Brad Johnson from The Wonk Room recently released a comprehensive list of what Republican contenders for the U.S. Senate understand about climate change, inferred from their public statements. The result? 47 of the 48 deny the existence of anthropogenic climate change and/or oppose mitigating action to curb greenhouse gas emissions.
Take a look – many of the statements are what you would expect from trolling YouTube commenters, not politicians aspiring to run the most powerful country in the world. Through a combination of framing science as personal opinion, promoting artificial balance, and re-iterating the same misconceptions that people like you and I have been fighting to correct for years now, the Republican party has adopted a position that, frankly, terrifies me.
“There are dramatic environmental changes happening the Arctic region – whether one believes they are man-made or natural.” – John McCain, Arizona
“While I think the earth is warming, I don’t think that man-made causes are the primary factor.” – Ken Buck, Colorado
“The climate is always changing. The climate is never static. The question is whether it’s caused by man-made activity and whether it justifies economically destructive government regulation.” -Marco Rubio, Florida
“[Scientists] are making up their facts to fit their conclusions. They’ve already caught them doing this.” – Rand Paul, Kentucky
“There isn’t any real science to say we are altering the climate path of the Earth.” -Roy Blunt, Missouri
“I don’t buy into the whole man-caused global warming, man-caused climate change mantra of the left. I believe that there’s not sound science to back that up.” -Sharron Angle, Nevada
“There is much debate in the scientific community as to the precise sources of global warming.” -Pat Toomey, Pennsylvania
“It’s going to keep snowing in DC until Al Gore cries ‘uncle’.” -Jim DeMint, South Carolina
“If you have one volcano in the world, that one volcano puts out more carbon dioxide than everything man puts out.” -John Raese, West Virginia
“I absolutely do not believe that the science of man-caused climate change is proven. Not by any stretch of the imagination. I think it’s far more likely that it’s just sunspot activity, or something just in the geologic eons of time where we have changes in the climate.” -Ron Johnson, Wisconsin
Who are these people to make statements about what the scientific community knows and does not know about climate change, when organizations like the NAS are quite capable of doing that themselves, and tell a very different story to these prospective Senators when they do?

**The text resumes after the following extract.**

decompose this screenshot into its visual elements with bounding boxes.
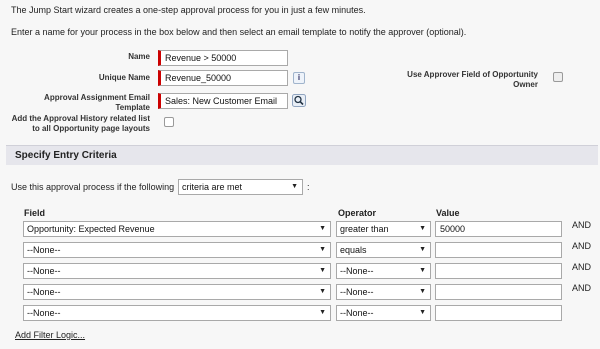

Who are they to make informal analyses on the attribution of recent temperature change – assessing the likelihood of different causes via gut instinct, rather than looking at fingerprints like stratospheric temperature and tropopause height?
Who are they to spread around blatant mistruths like “a single volcano puts out more CO2 than people do”? Who are they to make damaging accusations about scientific fraud and false data, especially when these accusations have already been investigated multiple times, coming up completely clear?
I had hoped that politicians would be slightly more informed than the general public on scientific matters that have implications for policy. However, I must now change my mind, and hope instead that the American public realizes how off the mark this position is. If they don’t, there could be consequences up to millenia from now.